The recent warm up in the weather is bringing on some chinch bug activity.
I have seen some damage around, so be on the lookout. Chinch bugs are black with wings that have a very distinct black and white pattern on them.
Adult chinch bugs overwinter in bunch grasses and buffalograss. They deposit eggs in the spring. The nymphs begin feeding immediately after they emerge. A second generation is produced later in the summer.
Signs of possible chinch bug damage can show up as yellow or brown areas. Damage usually occurs in sunny areas. Chinch bugs are tiny and hard to spot; they also feed on the grass near or just beneath the soil.
Causes for concern should be 20 or more chinch bugs per square foot. This warrants treatment.
The University of Nebraska recommends carbaryl (Sevin) or bifenthrin applied in three to five gallons of water per 1,000-square feet. Bifenthrin can also be found in Ortho Lawn Insect Killer Granules and Ortho Bug-B-Gon Lawn and Garden Insect Killer.

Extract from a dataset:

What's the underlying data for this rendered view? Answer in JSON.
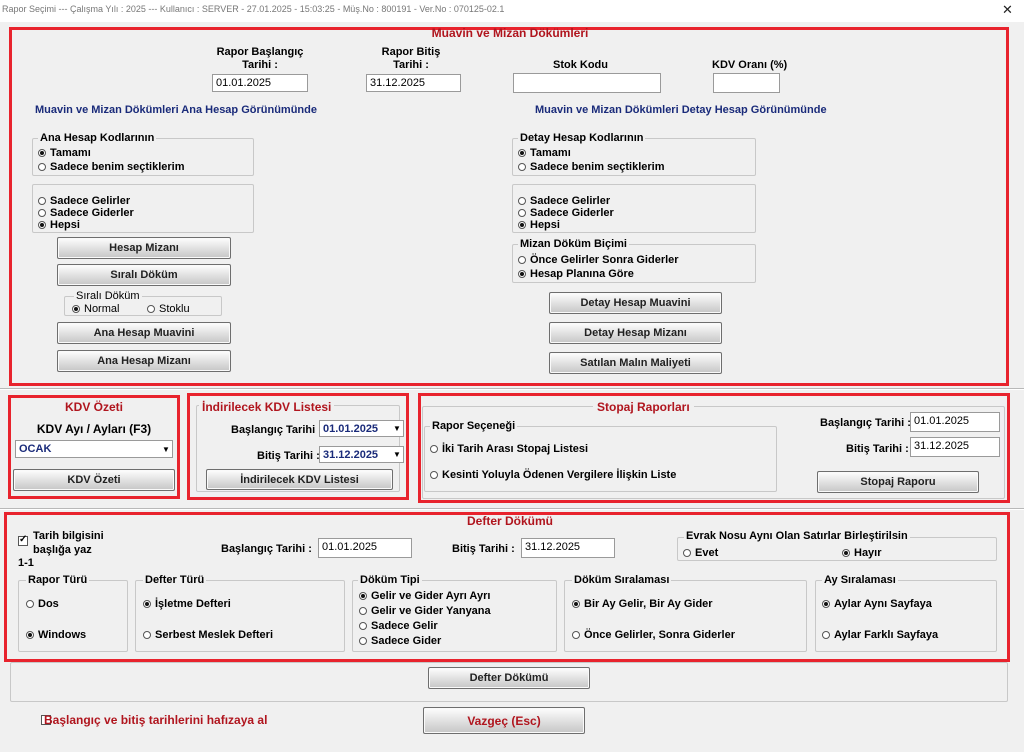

Be sure to read and follow label directions to determine dilution and application rates.
After applying the insecticide, water enough (an eighth to quarter inch only) to move it into the thatch layer where most of the chinch bugs are hiding and feeding.
Follow the label instructions to determine dilution and application rates. Do not re-enter the area until the grass is dry.